As customer engagement expands to become a competitive differentiator and an essential post-sale focus, marketing organizations are looking for more effective tools to help map, predict and manage the customer journey. SiriusDecisions defines customer journey mapping technology by the following four core features, which are considered the most relevant for b-to-b marketers:
- Journey stage depiction. The software shows stages within the buyer’s journey and customer lifecycle, and highlights capabilities to further segment the stages. Additional capabilities include the management of multiple buyer/customer personas and different customer needs.
- Data collection and current-state mapping. The software enables data collection from external sources on the current state of the customer experience. Data is fed into existing templates to depict customer experiences across different functions and stages. Users must be able to fully or partially map the experience without the use of imported data.

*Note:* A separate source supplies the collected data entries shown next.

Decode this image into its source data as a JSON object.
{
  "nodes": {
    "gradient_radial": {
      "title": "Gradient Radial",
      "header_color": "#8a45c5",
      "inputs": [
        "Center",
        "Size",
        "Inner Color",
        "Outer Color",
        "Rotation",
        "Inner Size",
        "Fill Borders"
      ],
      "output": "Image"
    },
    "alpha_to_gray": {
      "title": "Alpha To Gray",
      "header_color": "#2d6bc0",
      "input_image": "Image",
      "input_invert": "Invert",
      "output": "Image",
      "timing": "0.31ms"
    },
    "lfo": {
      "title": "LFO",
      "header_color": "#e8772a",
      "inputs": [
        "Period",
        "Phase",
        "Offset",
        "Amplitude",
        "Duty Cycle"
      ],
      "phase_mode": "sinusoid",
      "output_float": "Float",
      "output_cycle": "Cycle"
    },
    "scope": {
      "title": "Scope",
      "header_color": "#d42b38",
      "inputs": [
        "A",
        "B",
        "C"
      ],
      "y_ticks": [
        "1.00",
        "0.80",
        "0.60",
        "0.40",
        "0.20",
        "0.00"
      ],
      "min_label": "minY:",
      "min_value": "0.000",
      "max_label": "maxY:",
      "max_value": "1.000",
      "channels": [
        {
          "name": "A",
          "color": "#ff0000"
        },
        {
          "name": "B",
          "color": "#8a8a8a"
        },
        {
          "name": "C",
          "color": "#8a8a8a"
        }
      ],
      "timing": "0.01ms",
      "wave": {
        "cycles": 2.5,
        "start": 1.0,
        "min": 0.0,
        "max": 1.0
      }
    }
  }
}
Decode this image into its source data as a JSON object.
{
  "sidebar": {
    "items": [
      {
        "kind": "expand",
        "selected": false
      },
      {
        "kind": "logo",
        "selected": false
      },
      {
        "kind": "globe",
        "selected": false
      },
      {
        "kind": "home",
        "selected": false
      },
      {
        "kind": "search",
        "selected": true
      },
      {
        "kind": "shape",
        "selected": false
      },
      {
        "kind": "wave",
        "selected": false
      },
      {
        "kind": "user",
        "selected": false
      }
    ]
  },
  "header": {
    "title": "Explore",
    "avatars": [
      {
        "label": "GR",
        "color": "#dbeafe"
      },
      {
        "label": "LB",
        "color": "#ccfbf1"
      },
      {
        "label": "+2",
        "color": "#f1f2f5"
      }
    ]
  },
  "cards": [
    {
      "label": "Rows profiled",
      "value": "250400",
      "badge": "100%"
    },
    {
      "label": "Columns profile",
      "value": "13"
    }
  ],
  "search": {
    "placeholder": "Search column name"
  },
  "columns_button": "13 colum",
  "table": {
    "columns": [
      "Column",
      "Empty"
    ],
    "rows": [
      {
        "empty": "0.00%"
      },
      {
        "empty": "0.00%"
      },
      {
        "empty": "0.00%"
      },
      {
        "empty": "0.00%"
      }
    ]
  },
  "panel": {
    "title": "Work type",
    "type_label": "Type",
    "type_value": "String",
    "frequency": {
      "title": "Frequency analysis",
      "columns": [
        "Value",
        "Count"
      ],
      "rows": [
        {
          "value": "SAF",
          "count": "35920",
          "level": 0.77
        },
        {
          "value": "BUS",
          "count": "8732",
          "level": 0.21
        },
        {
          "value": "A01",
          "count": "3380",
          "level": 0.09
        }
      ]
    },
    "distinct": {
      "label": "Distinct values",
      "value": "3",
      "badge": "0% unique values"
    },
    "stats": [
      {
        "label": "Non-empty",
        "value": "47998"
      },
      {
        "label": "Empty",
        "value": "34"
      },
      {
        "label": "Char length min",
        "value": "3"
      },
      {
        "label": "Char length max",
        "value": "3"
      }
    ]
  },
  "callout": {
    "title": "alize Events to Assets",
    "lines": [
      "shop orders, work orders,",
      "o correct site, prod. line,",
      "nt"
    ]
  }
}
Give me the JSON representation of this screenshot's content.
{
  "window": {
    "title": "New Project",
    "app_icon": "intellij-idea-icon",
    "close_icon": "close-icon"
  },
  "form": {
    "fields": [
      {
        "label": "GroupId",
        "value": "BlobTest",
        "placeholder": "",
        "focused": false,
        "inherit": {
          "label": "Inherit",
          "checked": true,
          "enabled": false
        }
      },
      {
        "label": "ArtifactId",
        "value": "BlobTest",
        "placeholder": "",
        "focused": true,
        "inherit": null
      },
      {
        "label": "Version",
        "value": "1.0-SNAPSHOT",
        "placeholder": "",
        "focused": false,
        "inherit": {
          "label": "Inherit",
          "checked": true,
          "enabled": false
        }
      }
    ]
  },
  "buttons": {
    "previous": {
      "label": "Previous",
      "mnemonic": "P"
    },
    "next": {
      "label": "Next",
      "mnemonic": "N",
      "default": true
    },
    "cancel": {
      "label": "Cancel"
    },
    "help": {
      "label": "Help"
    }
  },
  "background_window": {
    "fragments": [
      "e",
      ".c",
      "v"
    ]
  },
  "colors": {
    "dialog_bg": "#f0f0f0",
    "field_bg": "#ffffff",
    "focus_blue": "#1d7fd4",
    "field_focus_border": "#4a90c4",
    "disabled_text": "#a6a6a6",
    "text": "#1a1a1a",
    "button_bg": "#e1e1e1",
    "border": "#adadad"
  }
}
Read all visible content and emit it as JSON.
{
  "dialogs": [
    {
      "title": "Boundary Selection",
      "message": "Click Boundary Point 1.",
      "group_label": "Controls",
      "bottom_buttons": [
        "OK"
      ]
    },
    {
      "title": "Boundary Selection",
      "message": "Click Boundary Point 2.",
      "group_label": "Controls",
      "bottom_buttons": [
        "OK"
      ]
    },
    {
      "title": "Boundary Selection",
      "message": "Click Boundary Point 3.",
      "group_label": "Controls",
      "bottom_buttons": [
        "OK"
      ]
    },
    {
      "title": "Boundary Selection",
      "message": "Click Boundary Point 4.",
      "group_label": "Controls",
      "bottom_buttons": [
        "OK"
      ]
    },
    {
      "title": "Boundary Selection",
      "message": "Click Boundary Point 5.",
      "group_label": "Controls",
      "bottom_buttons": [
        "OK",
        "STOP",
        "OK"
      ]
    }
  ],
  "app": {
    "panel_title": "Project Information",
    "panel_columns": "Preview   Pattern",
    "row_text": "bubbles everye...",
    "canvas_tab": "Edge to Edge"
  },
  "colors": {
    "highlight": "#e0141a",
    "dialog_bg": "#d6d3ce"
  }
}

- Validation and future state. The software collects feedback (e.g. customers, partners, sales reps) and uses it to validate the current state and identify possibilities for the future state.
- Reporting. The software provides standard reports and dashboard templates that can be customized through different report views, filters and visualizations. Capabilities also highlight best practices and identify and prioritize opportunity areas.
The tools and platforms that fully support these four core areas will stand out among the current flurry of offerings. One especially interesting differentiator to look for is a vendor’s strength at mapping the customer lifecycle vs. (or in addition to) the buyer’s journey. At first, the difference can be difficult to see, but for practitioners, it’s a quick way to determine which solution best serves the purpose.